I love the Gospel of John more than any book of the Bible. It is so beautiful and powerful. It would be great to sit down with the objectors and read it together and have them point out the flaws and see if they hold. The reading of John might just cure them of their unbelief. The Holy Spirit can apply that Scripture to the objectors’ hearts as it is read. It would surely be just like God to bring an objector to saving faith while they attempt to attack His Word. He does things like that all of the time.

(Andrew Shaw) #8

I’ve found some of the articles and discussions at The Bible Project to be helpful in explaining the different purpose and style of John vs the other Gospel’s. One article in particular, from Mark Strauss talks about how the probable later writing gives it a different focus. In another discussion Tim Mackie describes how John “marinated” on all he knew and what was going on in the church at the time he wrote the gospel. Here is an excerpt from the Strauss article:

“So how do we account for the differences? The likely answer is that John was written in a different context and a different time than the Synoptics, probably near the end of the first century. John is addressing issues of importance and concern for the church of his day. When the Synoptics were written in the 50s–70s, the burning issue for the church was to show that Jesus was the Jewish Messiah, the fulfillment of Old Testament promises. How has the kingdom of God arrived if Jesus was crucified and the Romans were still in power? The Synoptics answer that the kingdom came in a different way than expected and that Jesus’ messiahship was vindicated and confirmed through his resurrection and exaltation to the right hand of God.

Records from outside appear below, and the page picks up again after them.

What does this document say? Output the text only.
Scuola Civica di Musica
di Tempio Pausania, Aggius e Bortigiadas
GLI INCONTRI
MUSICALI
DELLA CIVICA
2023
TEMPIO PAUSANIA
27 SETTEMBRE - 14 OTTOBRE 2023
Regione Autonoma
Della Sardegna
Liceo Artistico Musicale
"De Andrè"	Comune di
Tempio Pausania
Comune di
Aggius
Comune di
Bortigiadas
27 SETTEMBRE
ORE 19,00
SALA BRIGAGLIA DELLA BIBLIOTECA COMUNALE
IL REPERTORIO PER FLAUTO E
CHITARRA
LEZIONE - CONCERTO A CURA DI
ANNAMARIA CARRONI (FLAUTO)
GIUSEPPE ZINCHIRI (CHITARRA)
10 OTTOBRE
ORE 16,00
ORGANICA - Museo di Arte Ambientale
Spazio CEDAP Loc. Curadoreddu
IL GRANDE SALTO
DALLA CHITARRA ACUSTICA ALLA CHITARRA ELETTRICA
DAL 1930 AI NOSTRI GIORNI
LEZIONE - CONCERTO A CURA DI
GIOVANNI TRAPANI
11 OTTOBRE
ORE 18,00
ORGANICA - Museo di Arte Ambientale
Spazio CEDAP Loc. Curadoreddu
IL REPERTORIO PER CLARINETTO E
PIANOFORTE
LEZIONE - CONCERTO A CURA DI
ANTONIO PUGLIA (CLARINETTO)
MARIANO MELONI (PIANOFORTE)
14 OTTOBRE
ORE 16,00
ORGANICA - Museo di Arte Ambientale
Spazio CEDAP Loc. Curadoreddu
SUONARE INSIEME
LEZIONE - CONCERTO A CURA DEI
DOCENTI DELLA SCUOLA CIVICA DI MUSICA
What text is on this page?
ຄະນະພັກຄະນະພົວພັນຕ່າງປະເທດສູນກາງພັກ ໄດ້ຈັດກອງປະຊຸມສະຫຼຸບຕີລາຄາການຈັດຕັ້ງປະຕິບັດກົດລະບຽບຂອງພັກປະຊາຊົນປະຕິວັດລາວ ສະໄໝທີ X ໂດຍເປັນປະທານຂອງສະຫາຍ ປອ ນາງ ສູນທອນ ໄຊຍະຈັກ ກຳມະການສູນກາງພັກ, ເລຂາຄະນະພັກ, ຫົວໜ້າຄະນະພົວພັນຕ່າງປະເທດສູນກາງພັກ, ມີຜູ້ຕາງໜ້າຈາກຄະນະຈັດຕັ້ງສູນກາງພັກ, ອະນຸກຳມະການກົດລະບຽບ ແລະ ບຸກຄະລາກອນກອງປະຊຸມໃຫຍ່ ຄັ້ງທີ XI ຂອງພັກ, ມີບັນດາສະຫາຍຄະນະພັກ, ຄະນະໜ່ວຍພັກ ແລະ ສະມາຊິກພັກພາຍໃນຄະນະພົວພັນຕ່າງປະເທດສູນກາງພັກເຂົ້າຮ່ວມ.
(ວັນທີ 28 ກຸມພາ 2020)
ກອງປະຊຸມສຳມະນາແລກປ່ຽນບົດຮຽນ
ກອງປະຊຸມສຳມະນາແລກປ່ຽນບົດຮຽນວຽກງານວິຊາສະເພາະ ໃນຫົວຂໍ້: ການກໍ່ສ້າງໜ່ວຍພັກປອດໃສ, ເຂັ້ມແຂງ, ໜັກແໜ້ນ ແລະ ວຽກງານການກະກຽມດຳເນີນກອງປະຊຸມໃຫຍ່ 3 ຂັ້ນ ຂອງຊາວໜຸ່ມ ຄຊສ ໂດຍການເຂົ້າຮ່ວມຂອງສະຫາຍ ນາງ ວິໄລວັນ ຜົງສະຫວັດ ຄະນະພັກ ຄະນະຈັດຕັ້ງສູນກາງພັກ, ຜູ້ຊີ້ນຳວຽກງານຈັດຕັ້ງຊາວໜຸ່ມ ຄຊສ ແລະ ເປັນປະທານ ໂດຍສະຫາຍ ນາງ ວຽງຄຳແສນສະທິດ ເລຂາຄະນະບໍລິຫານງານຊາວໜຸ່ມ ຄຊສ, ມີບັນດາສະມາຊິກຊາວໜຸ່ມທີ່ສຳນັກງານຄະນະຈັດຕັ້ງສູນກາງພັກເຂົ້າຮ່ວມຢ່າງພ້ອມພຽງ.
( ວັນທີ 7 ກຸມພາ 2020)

John is writing somewhat later when the church was confronting different challenges. False teachers have arisen in the church. Some are challenging the deity of Christ, claiming he is not fully God. Others are questioning his true humanity, denying that God could become a human being. From his opening lines, John confirms both the full deity and the true humanity of Jesus: “The Word was with God and the Word was God” ([John 1:1]; “The Word became flesh and made his dwelling among us” ([John 1:14]).